Nah, dari kuartal III ke akhir tahun, alias di kuartal IV saja, ternyata ada peningkatan beban usaha sebesar Rp 20-an miliar alias sekitar 55% dari jumlah beban usaha selama sembilan bulan sebelumnya.
Jika beban usaha selalu naik 55% dari total beban usaha selama sembilan bulan sebelumnya maka bisa diprediksi bahwa jumlah beban usaha emiten di akhir tahun 2020 akan menjadi sekitar Rp72,64 miliar dan bisa dipastikan di akhir tahun 2020 ASJT akan membukukan rugi bersih.
Berikut keuntungan per kegiatan usaha yang dapat disampaikan:
Hasil underwriting | Hasil Investasi | Pendapatan Usaha | |
2017 | 77,27 miliar | 10,48 miliar | 87,76 miliar |
2018 | 83,52 miliar | 9,11 miliar | 92,64 miliar |
2019 | 59,87 miliar | 8,69 miliar | 68,56 miliar |
3Q19 | 42,83 miliar | 6,71 miliar | 49,55 miliar |
3Q20 | 40,86 miliar | 3,18 miliar | 44 miliar |
Perusahaan asuransi memiliki dua macam kegiatan usaha yakni underwriting dan investasi. Masing-masing kegiatan usaha emiten saham ASJT ternyata memperlihatkan penurunan kinerja sejak tahun 2019. Hal ini sejalan dengan turunnya pendapatan premi di tahun 2019.

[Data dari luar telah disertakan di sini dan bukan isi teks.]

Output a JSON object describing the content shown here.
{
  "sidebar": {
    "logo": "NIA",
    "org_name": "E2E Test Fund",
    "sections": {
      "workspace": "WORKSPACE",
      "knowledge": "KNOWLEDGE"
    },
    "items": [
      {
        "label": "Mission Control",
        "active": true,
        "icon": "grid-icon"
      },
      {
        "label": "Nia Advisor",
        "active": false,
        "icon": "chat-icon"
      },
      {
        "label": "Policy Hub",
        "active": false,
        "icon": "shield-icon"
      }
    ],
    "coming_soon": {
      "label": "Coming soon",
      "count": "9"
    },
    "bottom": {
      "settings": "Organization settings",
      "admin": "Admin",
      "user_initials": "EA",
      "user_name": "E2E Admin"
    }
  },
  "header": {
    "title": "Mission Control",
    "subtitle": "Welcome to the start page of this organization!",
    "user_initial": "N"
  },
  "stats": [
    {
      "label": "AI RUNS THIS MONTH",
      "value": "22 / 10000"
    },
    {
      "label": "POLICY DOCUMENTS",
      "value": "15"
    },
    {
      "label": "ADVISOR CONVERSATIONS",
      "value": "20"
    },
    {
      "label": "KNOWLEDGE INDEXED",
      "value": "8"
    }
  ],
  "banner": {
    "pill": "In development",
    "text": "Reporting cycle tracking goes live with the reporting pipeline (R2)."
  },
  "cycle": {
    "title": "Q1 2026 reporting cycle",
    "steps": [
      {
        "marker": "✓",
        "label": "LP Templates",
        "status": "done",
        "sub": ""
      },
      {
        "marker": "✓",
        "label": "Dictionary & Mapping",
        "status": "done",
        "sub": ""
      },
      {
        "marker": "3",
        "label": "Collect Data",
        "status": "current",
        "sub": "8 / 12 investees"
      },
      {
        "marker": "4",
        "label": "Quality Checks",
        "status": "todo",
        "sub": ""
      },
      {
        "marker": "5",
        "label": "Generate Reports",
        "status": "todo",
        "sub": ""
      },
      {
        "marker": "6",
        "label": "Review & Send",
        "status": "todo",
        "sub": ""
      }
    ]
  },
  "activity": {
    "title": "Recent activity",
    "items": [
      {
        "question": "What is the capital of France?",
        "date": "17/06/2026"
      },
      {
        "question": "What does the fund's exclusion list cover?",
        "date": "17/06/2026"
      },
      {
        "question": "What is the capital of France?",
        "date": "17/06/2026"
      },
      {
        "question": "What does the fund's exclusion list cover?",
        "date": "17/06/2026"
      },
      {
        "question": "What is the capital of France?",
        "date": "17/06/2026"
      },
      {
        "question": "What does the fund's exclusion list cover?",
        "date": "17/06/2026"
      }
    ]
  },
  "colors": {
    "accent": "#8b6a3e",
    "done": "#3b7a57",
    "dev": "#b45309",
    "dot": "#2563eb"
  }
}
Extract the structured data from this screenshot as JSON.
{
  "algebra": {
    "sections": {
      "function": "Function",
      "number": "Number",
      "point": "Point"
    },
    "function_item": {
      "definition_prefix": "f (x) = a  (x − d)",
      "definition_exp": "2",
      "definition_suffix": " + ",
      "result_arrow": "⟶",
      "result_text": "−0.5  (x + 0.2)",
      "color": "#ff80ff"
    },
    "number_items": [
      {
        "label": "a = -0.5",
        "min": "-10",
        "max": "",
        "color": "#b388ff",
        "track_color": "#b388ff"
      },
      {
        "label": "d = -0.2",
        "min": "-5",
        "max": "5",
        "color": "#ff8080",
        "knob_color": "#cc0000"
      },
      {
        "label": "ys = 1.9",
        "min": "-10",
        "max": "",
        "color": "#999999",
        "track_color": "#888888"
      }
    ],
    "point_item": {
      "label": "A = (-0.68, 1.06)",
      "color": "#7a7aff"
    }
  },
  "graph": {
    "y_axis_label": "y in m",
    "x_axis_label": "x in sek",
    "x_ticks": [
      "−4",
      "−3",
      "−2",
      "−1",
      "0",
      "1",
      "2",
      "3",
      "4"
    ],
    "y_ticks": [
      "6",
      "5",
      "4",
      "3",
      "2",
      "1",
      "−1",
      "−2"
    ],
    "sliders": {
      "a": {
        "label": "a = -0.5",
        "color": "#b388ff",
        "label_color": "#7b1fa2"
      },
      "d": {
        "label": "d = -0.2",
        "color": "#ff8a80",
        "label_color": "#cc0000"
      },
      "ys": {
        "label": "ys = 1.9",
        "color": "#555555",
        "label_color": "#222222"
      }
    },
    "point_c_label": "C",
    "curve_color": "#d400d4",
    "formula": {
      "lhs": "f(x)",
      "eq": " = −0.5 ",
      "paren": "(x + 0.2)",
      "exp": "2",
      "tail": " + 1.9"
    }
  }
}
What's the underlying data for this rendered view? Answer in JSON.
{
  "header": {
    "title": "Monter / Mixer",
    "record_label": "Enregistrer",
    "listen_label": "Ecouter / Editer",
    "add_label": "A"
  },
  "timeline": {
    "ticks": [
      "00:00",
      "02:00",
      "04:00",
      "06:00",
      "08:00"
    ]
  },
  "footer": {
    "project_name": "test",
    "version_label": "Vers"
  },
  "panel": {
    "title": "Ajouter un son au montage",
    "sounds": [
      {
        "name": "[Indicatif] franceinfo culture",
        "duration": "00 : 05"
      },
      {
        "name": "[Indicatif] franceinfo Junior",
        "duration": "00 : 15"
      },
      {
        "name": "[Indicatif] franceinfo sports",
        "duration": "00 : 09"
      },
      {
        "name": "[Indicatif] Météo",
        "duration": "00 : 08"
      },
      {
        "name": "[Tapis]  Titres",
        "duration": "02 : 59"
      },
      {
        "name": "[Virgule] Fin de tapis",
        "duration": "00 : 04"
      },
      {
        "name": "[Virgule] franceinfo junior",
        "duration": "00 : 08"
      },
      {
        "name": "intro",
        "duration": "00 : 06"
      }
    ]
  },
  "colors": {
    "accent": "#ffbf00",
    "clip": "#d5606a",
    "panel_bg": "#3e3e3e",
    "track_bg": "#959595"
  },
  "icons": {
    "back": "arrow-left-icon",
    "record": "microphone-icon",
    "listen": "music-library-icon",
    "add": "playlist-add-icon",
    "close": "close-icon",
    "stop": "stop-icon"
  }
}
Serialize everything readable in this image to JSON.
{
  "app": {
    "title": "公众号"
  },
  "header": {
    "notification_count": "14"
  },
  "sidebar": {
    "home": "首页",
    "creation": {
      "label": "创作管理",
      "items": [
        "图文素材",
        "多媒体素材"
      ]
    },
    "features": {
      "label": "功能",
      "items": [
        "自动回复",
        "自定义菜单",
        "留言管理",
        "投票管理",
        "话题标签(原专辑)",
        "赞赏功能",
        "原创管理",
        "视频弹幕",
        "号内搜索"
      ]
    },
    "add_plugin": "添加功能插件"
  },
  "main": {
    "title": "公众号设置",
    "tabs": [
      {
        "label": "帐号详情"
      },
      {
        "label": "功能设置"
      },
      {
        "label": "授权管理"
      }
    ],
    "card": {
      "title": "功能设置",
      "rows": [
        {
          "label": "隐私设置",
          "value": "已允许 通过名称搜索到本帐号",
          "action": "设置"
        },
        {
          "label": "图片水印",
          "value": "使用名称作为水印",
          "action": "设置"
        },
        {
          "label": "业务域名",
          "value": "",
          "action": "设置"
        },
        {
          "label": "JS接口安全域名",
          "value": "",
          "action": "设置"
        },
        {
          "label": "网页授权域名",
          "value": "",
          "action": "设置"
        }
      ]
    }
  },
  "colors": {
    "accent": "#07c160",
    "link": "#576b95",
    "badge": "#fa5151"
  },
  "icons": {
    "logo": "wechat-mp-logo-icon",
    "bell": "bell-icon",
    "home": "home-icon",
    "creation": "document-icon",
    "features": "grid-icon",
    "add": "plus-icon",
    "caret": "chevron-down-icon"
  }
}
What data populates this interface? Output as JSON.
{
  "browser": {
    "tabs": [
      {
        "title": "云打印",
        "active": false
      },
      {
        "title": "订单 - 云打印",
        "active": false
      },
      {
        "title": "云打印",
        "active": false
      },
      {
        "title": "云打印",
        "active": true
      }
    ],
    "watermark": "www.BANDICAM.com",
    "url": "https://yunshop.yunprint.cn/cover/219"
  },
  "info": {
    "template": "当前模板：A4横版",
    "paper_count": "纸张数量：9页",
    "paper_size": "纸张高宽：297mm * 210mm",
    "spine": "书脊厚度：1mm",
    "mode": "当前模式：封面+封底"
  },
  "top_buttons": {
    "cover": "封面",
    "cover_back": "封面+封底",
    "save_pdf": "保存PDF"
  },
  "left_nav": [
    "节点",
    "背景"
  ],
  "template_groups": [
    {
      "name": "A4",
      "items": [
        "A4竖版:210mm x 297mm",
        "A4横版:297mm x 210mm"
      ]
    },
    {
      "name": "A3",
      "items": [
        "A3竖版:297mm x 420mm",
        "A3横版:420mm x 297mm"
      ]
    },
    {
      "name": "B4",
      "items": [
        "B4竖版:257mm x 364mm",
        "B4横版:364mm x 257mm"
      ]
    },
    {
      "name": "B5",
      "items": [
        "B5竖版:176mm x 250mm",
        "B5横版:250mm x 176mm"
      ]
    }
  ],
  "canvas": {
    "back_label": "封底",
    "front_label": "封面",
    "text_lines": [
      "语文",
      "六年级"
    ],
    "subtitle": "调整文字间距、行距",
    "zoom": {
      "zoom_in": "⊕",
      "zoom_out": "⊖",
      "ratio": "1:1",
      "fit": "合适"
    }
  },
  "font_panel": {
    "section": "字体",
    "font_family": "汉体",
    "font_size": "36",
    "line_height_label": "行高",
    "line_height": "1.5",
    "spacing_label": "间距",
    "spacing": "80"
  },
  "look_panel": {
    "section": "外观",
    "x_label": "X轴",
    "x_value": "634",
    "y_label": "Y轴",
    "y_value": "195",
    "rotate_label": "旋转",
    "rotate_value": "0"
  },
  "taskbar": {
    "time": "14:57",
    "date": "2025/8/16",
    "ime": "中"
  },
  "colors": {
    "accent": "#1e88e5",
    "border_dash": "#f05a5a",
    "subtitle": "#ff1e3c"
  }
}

Kegiatan underwriting emiten memang mengalami penurunan, hal ini juga tercermin dari turunnya total komisi yang diberikan kepada para agen penjual di tahun 2019. Sebelum tahun 2019 komisi yang diberikan kepada para agen asuransi emiten saham ASJT adalah sekitar Rp 30-an miliar per tahun. Di tahun 2019 menjadi hanya Rp 23,5 miliar saja.
Dari sisi investasi pun terdapat masalah dalam pengelolaan portofolio sehingga menghasilkan semakin sedikit saja dari tahun ke tahun.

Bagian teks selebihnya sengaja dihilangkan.